Rooms, by Lauren Oliver

Richard Walker has just died, and his family is soon to arrive to start making the final arrangements for his funeral and for the sale of his empty home. Richard Walker’s family is not aware that Richard Walker’s home is not empty at all: It is the home of two ghosts, Alice and Sandra. Ghosts, as we know from the horror movies marathons from our youth, have reasons for their hauntings. They have baggage, and that baggage holds them back from leaving for the great beyond.

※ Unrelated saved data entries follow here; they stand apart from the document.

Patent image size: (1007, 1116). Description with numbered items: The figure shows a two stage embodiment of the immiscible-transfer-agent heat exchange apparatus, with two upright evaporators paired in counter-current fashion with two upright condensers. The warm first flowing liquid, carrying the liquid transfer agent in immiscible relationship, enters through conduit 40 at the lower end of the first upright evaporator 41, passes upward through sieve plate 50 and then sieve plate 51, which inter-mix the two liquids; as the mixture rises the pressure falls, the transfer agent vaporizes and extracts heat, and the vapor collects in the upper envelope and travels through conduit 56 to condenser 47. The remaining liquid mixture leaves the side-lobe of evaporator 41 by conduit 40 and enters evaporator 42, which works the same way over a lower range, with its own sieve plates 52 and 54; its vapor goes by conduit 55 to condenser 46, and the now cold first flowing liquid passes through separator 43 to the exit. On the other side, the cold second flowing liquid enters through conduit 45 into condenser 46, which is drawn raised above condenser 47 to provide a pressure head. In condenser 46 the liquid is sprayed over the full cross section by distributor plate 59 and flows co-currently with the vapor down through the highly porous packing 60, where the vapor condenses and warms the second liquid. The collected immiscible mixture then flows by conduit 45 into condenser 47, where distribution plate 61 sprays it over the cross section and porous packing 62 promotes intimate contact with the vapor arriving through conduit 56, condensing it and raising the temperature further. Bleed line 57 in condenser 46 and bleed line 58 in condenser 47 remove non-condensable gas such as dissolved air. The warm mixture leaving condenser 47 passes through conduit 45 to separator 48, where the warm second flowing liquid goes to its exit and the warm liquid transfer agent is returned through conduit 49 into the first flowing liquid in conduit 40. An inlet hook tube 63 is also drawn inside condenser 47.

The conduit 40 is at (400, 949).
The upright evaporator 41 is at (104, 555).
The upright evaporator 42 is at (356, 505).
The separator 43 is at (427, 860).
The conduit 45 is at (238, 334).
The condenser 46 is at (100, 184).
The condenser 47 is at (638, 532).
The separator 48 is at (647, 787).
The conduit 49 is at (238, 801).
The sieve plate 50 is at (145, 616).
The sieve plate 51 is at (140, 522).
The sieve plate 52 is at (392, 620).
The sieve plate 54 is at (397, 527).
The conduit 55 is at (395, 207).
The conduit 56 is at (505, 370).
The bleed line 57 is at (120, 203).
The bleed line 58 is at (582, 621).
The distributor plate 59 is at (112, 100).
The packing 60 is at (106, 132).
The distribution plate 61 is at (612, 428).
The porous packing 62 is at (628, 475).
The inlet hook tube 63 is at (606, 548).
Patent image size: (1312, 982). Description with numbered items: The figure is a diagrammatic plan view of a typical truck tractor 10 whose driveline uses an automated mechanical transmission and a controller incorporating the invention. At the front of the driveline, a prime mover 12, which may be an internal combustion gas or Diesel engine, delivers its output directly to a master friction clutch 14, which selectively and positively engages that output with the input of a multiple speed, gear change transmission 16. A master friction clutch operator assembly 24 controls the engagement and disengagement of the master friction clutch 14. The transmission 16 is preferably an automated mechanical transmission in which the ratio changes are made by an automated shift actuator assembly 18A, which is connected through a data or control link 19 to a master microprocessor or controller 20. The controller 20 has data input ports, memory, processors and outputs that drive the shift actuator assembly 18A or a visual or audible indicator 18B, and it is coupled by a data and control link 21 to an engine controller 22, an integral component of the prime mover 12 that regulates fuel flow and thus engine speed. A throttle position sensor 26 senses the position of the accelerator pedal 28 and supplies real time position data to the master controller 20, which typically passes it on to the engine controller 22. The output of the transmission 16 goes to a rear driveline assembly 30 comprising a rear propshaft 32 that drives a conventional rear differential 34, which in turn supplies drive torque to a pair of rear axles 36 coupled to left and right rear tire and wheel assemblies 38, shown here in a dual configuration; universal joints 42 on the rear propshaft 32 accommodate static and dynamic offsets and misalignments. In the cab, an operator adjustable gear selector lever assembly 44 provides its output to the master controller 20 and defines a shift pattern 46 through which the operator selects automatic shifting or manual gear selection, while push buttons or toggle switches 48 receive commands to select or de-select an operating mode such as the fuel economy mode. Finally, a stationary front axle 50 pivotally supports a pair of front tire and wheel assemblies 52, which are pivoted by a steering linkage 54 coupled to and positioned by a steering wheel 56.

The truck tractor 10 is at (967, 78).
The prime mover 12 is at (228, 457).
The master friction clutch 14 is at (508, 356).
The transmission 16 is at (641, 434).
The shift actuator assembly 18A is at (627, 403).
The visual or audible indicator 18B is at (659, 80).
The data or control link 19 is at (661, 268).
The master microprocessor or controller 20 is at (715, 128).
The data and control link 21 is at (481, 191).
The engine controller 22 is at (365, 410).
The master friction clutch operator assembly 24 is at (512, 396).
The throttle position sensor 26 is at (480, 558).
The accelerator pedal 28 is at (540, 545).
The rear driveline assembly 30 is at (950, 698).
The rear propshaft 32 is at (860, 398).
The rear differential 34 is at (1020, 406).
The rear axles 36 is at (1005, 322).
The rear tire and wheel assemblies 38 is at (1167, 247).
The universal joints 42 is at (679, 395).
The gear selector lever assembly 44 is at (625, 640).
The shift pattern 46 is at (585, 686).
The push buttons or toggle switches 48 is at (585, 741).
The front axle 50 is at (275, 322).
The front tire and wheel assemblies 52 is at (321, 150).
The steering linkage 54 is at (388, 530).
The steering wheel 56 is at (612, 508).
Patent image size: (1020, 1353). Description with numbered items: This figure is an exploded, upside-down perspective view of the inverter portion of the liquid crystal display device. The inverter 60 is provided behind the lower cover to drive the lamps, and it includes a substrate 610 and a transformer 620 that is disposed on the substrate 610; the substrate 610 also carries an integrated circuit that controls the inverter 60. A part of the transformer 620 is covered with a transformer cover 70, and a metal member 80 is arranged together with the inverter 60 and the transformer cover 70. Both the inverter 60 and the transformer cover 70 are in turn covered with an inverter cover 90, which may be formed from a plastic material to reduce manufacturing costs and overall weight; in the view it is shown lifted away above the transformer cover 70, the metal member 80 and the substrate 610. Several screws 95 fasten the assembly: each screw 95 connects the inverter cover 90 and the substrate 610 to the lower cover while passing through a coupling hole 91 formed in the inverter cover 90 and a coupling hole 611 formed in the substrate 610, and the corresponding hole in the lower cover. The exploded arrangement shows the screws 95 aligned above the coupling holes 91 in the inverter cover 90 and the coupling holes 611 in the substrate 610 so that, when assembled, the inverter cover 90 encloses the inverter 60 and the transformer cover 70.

Richard Walker’s family arrive: his ex-wife Caroline, troubled son Trenton, and unforgiving daughter Minna. Turns out, the living have their own share of baggage, and that baggage can hold them back from truly living their lives. As Caroline, Trenton, and Minna start to slough through all of Richard’s left behind stuff, they are forced to confront their own issues and unanswered questions. Watching it all, Alice and Sandra are confronting a few issues of their own.

At the heart, this is a book about forgiveness and letting go. “Rooms” gives us a glimpse into the hearts of both the living and the ghosts of the dead, as they all struggle with accepting their lives as they played out. An enjoyable read, simply because of the interesting telling. Perhaps, with this title, there were too many voices telling their tales, for I found I wasn’t terribly invested in any of them by the end. However, that might have been the point…to give us a larger view of these individual lives. And in providing such a view, the author succeeded very well.